Reputation: 11
We are encountering the following error in our Cassandra 4.1.7 cluster after updating the replication factor from 1 to 3 in a 5-node cluster:
below is the error:
com.datastax.oss.driver.api.core.servererrors.CASWriteUnknownException: CAS operation result is unknown - proposal was not accepted by a quorum. (1 / 2)
Cassandra Version: 4.1.7
Cluster Size: 5 nodes
Replication Strategy: NetworkTopologyStrategy
Replication Factor: Initially 1, changed to 3 for the test keyspace.
Consistency Level: LOCAL_QUORUM
for both read and write operations.
The issue persists after the replication factor was changed to 3.
All nodes show as up with nodetool status
, and there are no node failures.
Ran nodetool repair
on all nodes.
The error occurs even with minimal load (just a single request).
We are seeking any insights into why this CASWriteUnknownException
error is occurring after increasing the replication factor.

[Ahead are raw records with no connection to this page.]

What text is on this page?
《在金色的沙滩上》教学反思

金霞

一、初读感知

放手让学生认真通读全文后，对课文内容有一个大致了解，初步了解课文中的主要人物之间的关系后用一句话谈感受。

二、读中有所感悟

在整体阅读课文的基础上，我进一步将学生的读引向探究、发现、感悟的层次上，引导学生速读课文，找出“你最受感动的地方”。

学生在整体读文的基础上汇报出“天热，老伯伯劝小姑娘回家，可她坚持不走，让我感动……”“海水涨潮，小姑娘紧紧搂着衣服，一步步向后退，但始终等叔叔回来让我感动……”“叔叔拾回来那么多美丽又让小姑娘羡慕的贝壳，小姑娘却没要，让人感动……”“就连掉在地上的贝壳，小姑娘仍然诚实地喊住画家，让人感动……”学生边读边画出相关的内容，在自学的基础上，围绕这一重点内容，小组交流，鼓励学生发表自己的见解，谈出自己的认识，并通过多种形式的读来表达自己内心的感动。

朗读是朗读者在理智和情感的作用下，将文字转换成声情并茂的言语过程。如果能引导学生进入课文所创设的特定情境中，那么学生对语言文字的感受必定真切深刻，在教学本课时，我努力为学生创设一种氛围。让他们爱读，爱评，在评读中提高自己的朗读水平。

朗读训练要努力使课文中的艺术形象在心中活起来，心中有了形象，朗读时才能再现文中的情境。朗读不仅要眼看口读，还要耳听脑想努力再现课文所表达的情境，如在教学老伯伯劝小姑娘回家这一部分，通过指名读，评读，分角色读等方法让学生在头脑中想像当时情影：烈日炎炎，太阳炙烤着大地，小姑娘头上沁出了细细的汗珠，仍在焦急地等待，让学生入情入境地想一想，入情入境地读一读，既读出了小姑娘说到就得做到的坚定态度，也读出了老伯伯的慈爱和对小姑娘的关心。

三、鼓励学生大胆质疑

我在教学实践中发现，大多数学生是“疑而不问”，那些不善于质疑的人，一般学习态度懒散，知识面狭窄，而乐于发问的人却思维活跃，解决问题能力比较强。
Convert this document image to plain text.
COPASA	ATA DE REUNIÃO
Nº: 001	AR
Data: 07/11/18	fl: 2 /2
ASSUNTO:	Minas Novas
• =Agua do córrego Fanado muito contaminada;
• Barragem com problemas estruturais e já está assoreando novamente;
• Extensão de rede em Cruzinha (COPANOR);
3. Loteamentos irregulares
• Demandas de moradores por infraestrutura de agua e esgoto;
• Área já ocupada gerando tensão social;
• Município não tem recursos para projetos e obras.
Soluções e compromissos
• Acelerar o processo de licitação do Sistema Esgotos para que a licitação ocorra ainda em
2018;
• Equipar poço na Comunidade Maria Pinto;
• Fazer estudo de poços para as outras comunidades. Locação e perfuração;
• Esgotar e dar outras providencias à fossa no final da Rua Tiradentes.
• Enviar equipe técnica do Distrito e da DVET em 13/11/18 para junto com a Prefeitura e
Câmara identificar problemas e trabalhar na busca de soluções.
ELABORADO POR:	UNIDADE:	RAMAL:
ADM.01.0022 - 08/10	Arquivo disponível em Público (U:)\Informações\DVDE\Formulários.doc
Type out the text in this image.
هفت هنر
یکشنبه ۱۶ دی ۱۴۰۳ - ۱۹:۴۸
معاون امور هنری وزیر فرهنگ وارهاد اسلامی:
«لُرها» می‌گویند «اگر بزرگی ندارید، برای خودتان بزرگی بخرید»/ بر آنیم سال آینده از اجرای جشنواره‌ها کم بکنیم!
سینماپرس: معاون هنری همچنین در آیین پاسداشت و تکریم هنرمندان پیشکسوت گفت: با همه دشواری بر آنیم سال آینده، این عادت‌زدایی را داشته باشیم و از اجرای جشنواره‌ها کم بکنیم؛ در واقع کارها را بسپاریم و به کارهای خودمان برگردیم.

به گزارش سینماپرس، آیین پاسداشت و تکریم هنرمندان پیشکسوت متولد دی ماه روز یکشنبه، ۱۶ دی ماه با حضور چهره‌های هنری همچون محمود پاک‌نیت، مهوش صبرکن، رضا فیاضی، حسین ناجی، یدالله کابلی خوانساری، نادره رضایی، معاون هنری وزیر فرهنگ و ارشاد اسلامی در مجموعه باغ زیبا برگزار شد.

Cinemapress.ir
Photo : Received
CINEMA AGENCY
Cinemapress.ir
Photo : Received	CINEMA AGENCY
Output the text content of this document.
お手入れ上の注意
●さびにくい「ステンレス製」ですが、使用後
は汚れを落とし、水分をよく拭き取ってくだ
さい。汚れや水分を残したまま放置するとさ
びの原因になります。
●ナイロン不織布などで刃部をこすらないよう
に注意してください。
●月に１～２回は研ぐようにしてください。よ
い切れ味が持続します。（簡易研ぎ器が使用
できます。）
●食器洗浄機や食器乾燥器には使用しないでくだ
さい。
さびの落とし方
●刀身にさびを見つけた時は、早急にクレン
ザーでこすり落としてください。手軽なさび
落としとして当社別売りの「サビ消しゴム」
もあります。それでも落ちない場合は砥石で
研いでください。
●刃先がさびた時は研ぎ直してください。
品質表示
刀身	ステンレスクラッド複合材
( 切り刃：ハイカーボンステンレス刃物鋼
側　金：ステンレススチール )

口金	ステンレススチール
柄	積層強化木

Specifically, we are curious whether the issue is related to quorum consistency or if there are other configuration problems in the cluster.
Upvotes: 1
Views: 84
Reputation: 16353
Off the top of my head, the only scenario I could think of where a compare-and-set (CAS) proposal would result in a CASWriteUnknownException
is when the client doesn't know (a) if the proposal reached the accepting nodes, or (b) if the proposal was accepted.
In this scenario, the status is unknown because the client didn't get a response from the nodes about the proposal which can happen as a result of a network interruption or partition.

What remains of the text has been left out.